Jadi biaya politik itu memang mahal. Dan ini hanya bisa dibicarakan dengan elite parpol di Jakarta. Artinya, tidak semata elite parpol lokal dan regional Jawa Timur.

Serapan suara di publik, nama Wisnu Sakti, sampai Juni 2019, masih terus dikait-kaitkan dengan Pemilihan Walikota Surabaya 2020.

Figur ini diakui oleh kader PDIP, termasuk sosok yang merakyat ke grassrott. Anak mantan tokoh PDIP almarhum Ir. Sutjipto ini dianggap oleh sebagian kalangan sebagai figur yang layak untuk maju pilwali 2020.

Ada suara yang cukup santer, Wisnu akan disandingkan dengan Drs. Hendra Gunawan, yang kini Sekkota Surabaya.

Duet politisi - birokrat ini sampai Juni 2019 lalu masih diperhitungkan di internal Pemerintah Kota Surabaya.

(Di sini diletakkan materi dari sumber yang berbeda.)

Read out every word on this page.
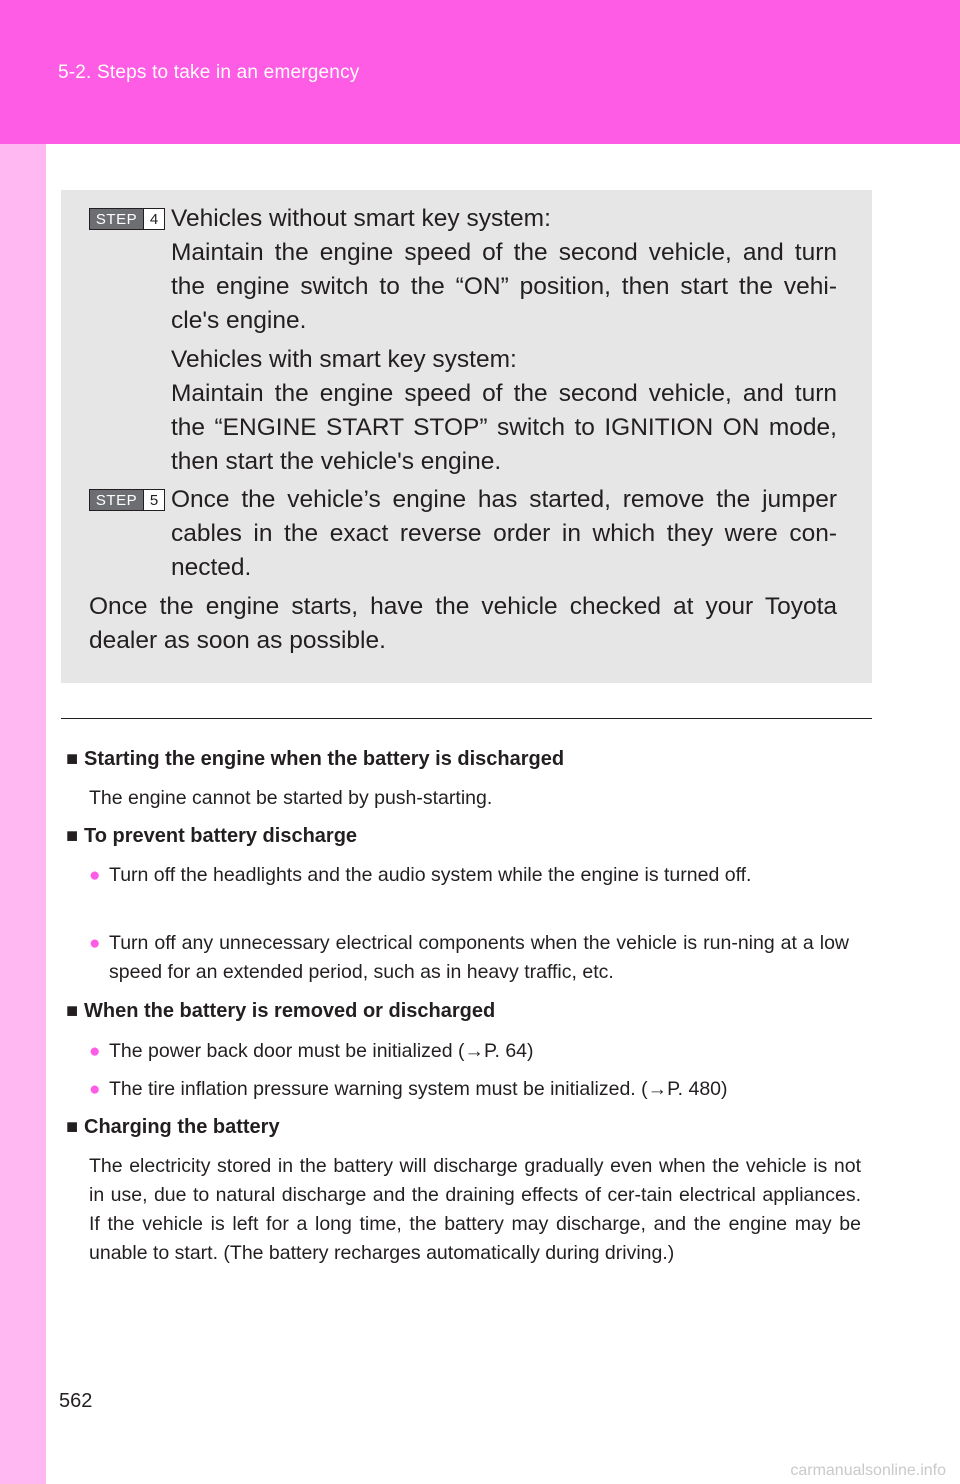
5-2. Steps to take in an emergency
STEP 4 Vehicles without smart key system:
Maintain the engine speed of the second vehicle, and turn
the engine switch to the “ON” position, then start the vehi-
cle's engine.
Vehicles with smart key system:
Maintain the engine speed of the second vehicle, and turn
the “ENGINE START STOP” switch to IGNITION ON mode,
then start the vehicle's engine.
STEP 5 Once the vehicle’s engine has started, remove the jumper
cables in the exact reverse order in which they were con-
nected.
Once the engine starts, have the vehicle checked at your Toyota dealer as soon as possible.
■ Starting the engine when the battery is discharged
The engine cannot be started by push-starting.
■ To prevent battery discharge
● Turn off the headlights and the audio system while the engine is turned off.
● Turn off any unnecessary electrical components when the vehicle is run-ning at a low speed for an extended period, such as in heavy traffic, etc.
■ When the battery is removed or discharged
● The power back door must be initialized (→P. 64)
● The tire inflation pressure warning system must be initialized. (→P. 480)
■ Charging the battery
The electricity stored in the battery will discharge gradually even when the vehicle is not in use, due to natural discharge and the draining effects of cer-tain electrical appliances. If the vehicle is left for a long time, the battery may discharge, and the engine may be unable to start. (The battery recharges automatically during driving.)
562
carmanualsonline.info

Apalagi dalam pileg 2019, kepemimpinan Wisnu Sakti, PDIP cabang Surabaya, diakui masih bertaji. ia masih mampu menjadi pemenang Pileg 2019. Meski raihan suara masih sama dengan pileg 2014, meraih 15 kursi di DPRD Surabaya. Dalam pileg 2014.

***

Politik praktis, apalagi urusan pilkada setingkat pilwali Surabaya 2020, akan ada maneuver-manuver politik yang lebih cerdas dibanding pilwali 2015 lalu. Kali ini, Risma, sudah tak ada kesempatan maju lagi. Kecuali ia mencalonkan calonnya. Siapa?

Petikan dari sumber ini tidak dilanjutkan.